Vodafone appears to be ahead of schedule in preparing for a commercial launch of low power wide area (LPWA) IoT networks next year, announcing that it has completed the “world’s first” trial of standardised NB-IoT on a live commercial network, in partnership with Huawei.

The over the air connection was successfully completed in Madrid, Spain, with engineers from both companies using a live 4G base station support NB-IoT technology. It was made using the 800MHz licenced spectrum frequency band.

Vodafone has been a big backer of the NB-IoT specification for LPWA networks, designed to connect billions of objects through low power, cost effectively, and in difficult to reach locations. Touted use cases include smoke and fire alarms, ‘smart bins’ and gas and water metering.

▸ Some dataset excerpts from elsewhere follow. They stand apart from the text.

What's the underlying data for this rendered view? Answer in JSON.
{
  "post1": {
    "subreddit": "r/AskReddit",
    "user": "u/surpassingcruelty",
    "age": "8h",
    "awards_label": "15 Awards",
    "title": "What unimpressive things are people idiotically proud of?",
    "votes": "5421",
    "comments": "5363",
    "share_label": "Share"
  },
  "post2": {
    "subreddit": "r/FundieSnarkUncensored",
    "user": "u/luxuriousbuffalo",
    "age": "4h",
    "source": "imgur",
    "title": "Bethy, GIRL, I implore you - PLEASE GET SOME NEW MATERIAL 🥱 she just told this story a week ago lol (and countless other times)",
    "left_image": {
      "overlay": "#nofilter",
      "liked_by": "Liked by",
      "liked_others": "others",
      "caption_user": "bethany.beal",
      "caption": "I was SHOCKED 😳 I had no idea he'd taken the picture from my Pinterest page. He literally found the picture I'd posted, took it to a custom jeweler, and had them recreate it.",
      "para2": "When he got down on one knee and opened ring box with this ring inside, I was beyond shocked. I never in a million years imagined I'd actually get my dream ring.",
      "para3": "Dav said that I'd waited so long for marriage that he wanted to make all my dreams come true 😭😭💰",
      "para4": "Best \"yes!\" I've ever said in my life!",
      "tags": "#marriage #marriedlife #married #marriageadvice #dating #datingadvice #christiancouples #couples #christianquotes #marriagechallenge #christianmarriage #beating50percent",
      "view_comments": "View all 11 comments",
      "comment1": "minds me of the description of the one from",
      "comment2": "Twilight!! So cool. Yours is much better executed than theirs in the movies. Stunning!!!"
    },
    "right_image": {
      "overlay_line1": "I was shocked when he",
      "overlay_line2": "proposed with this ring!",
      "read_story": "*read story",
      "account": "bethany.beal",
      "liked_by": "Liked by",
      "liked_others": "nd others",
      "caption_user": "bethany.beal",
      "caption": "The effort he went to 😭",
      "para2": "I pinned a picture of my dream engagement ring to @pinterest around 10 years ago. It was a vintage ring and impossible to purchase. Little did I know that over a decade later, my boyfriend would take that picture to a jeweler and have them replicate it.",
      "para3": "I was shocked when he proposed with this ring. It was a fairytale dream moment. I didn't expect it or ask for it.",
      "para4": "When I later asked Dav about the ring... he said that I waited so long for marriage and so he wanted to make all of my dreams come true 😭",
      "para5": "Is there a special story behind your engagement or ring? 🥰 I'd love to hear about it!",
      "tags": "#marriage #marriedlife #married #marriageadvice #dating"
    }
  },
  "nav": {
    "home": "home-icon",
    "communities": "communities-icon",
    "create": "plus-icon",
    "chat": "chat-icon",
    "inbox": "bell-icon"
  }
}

The company said earlier this year it was targeting a first trial in November, but it has beaten its own goals.

In a statement, the company said the test “is the last important milestone before the commercial launch of NB-IoT” in early 2017.

“This first successful trial of NB-IoT on a live commercial network is a significant technology milestone on the path towards a world with billions of devices connected at extremely low cost with minimal power requirements to mobile networks” said Matt Beal, Vodafone’s group director of technology architecture and strategy.

Rival technologies
NB-IoT was only ratified as a 3GPP standard in June and faces strong competition from non-cellular LPWA technologies that are already deployed in unlicensed spectrum bands, such as Sigfox, RPMA and LoRa.

In its statement, Vodafone stressed that NB-IoT “will be supported by more than 20 of the world’s largest operators, who provide communications to over 2.9 billion customers and geographically serve over 90 per cent of the IoT market.”

And Vodafone is confident that it can deploy the technology across its huge footprint. In June Vodafone Group R&D director Luke Ibbetson was bullish on how quickly its LTE network can be upgraded to support NB-IoT. He claimed more than 85 per cent of its European LTE sites operating in 800MHz spectrum can be upgraded via software.

“This is a very important result for us…. it’s important to our goal of rolling this tech out as quickly as possible,” he told a conference in Amsterdam.

By 2020, Vodafone aims to have all its LTE sites supporting NB-IoT technology.